I tried to let the model work, but after they finally started using Flash tricks to display pop-ups, I finally used the "nuclear option". Whats that? The hosts file. I call it the nuclear option because it takes out unobtrusive ads along with the nasty ones. I really didn't want to do it, but the web advertising industry left me no choice.
If major web sites ever decide to adopt a code of ethics, whereby additional window spawning, interstitials, and other obtrusive ads are barred, I'll stop using hosts.
Really, it worked fine for dead tree print guys, there's no reason it can't work for you. I don't even mind cookies. It was actually kind of cool when Yahoo started showing me ads for IC chips and network cards. Maybe they're still trying to do that, but I'll never know; because some worthless X-10 popup weenie is being blocked by my hosts file.
Get it? Is ANYBODY listening?
For all intensive purposes, "whom" is no longer a word. That begs the question, "who cares"?
I run a few websites with services for certain groups of people. I support these websites with ads.
You see, as a webmaster, I basically have two options. After I developed the site for free in my spare time (it was fun!), I have to keep it running. This includes writing content, updating stuff, managing the user database (one of the sites has over 200.000 users). Which I also do in my spare time because it's still fun and doesn't cost me money.
That's not everything, though. At the end of every month, my hoster sends me a bill for each of my websites. Those bills are between 100$ and 250$ for each of those sites.

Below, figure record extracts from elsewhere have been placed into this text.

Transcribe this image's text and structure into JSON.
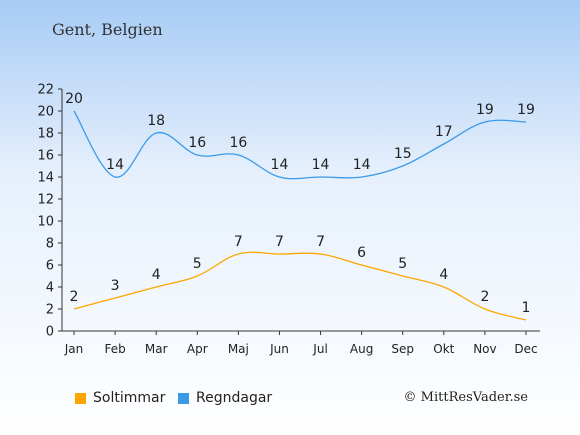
{
  "header": {
    "title": "Gent, Belgien"
  },
  "legend": {
    "sun_label": "Soltimmar",
    "rain_label": "Regndagar"
  },
  "credit": "© MittResVader.se",
  "colors": {
    "sun": "#ffa500",
    "rain": "#3a9ae8"
  },
  "chart_data": {
    "type": "line",
    "categories": [
      "Jan",
      "Feb",
      "Mar",
      "Apr",
      "Maj",
      "Jun",
      "Jul",
      "Aug",
      "Sep",
      "Okt",
      "Nov",
      "Dec"
    ],
    "series": [
      {
        "name": "Soltimmar",
        "values": [
          2,
          3,
          4,
          5,
          7,
          7,
          7,
          6,
          5,
          4,
          2,
          1
        ]
      },
      {
        "name": "Regndagar",
        "values": [
          20,
          14,
          18,
          16,
          16,
          14,
          14,
          14,
          15,
          17,
          19,
          19
        ]
      }
    ],
    "ylim": [
      0,
      22
    ],
    "yticks": [
      0,
      2,
      4,
      6,
      8,
      10,
      12,
      14,
      16,
      18,
      20,
      22
    ],
    "grid": false,
    "legend_position": "bottom"
  }
}
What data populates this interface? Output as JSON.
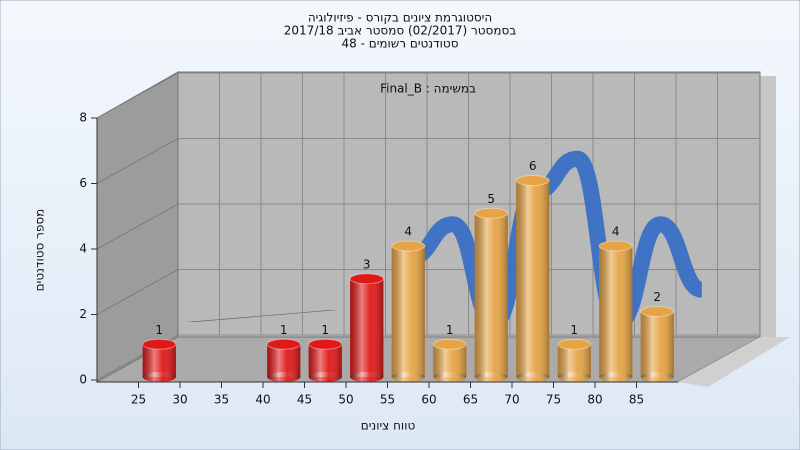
{
  "chart_data": {
    "type": "histogram",
    "title_lines": [
      "היסטוגרמת ציונים בקורס - פיזיולוגיה",
      "בסמסטר  (02/2017)  סמסטר אביב 2017/18",
      "סטודנטים רשומים - 48"
    ],
    "annotation": "במשימה : Final_B",
    "xlabel": "טווח ציונים",
    "ylabel": "מספר סטודנטים",
    "bins": [
      25,
      30,
      35,
      40,
      45,
      50,
      55,
      60,
      65,
      70,
      75,
      80,
      85,
      90
    ],
    "counts": [
      1,
      0,
      0,
      1,
      1,
      3,
      4,
      1,
      5,
      6,
      1,
      4,
      2
    ],
    "colors": [
      "#e01818",
      "#e01818",
      "#e01818",
      "#e01818",
      "#e01818",
      "#e01818",
      "#e6a445",
      "#e6a445",
      "#e6a445",
      "#e6a445",
      "#e6a445",
      "#e6a445",
      "#e6a445"
    ],
    "ribbon_color": "#3a6fc4",
    "xlim": [
      20,
      90
    ],
    "xticks": [
      25,
      30,
      35,
      40,
      45,
      50,
      55,
      60,
      65,
      70,
      75,
      80,
      85
    ],
    "ylim": [
      0,
      8
    ],
    "yticks": [
      0,
      2,
      4,
      6,
      8
    ],
    "grid": true
  }
}
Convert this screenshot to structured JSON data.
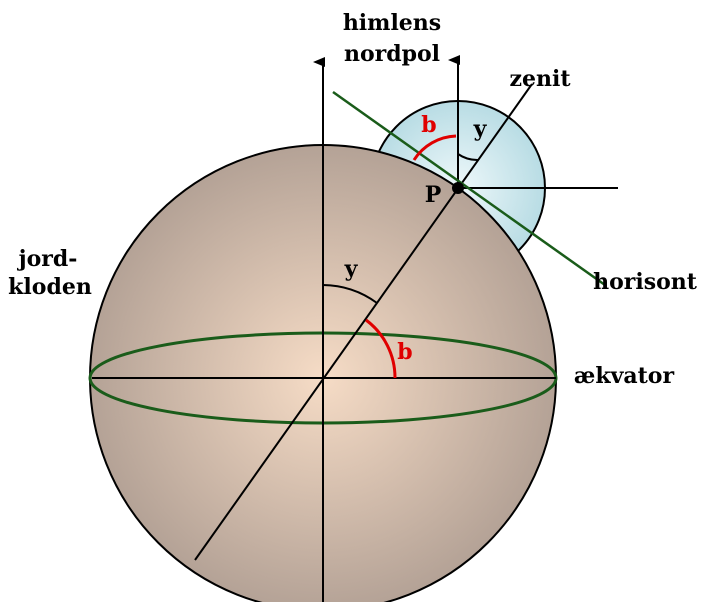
{
  "labels": {
    "pole_line1": "himlens",
    "pole_line2": "nordpol",
    "zenith": "zenit",
    "angle_b_top": "b",
    "angle_y_top": "y",
    "point": "P",
    "earth_line1": "jord-",
    "earth_line2": "kloden",
    "angle_y_center": "y",
    "horizon": "horisont",
    "angle_b_center": "b",
    "equator": "ækvator"
  }
}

Frankly, while spending my spare time building websites is enjoyable, spending 500$-1000$ a month (!) to keep them running, is not.
I rely on people to click my ads. I place my ads carefully so they don't interrupt users reading, I blacklist bad ads and I only run AdSense ads. Currently, the revenue is about 20% more than what I have to pay for the servers. However, if 50% of my users would block ads or simply not click on them, I would have to shut down my websites.
Bottom line: Ads are a great way to fund websites run by small businesses and one-man-shows. If you think those websites are unnecessary and the internet would be better off without them and only big businesses should have the right to have a website, by all means block the ads!
Clarification: I do use Firefox with Adblock but I allow AdSense ads and ads from a few other publishers I trust enough not to show some ugly flash overlays/popunders/music playing ads etc. I also whitelist all websites I visit regularly where the ads don't bother me.
Advertorial isn't a problem.
People don't want to read advertorial, sites employing advertorial become useless and folks will stop reading them.
And yes, blocking will win the race because all they have to do is download the ads and not display them, then the server really is none the wiser. Unless you get into all sorts of crazy technology like embedding client-side javascript that validates the page layout before loading up the content, or some such thing.
Still, in the end it's the person controlling the browser (end-user) that has the power here. This is a fundamental difference from television, and one I really like.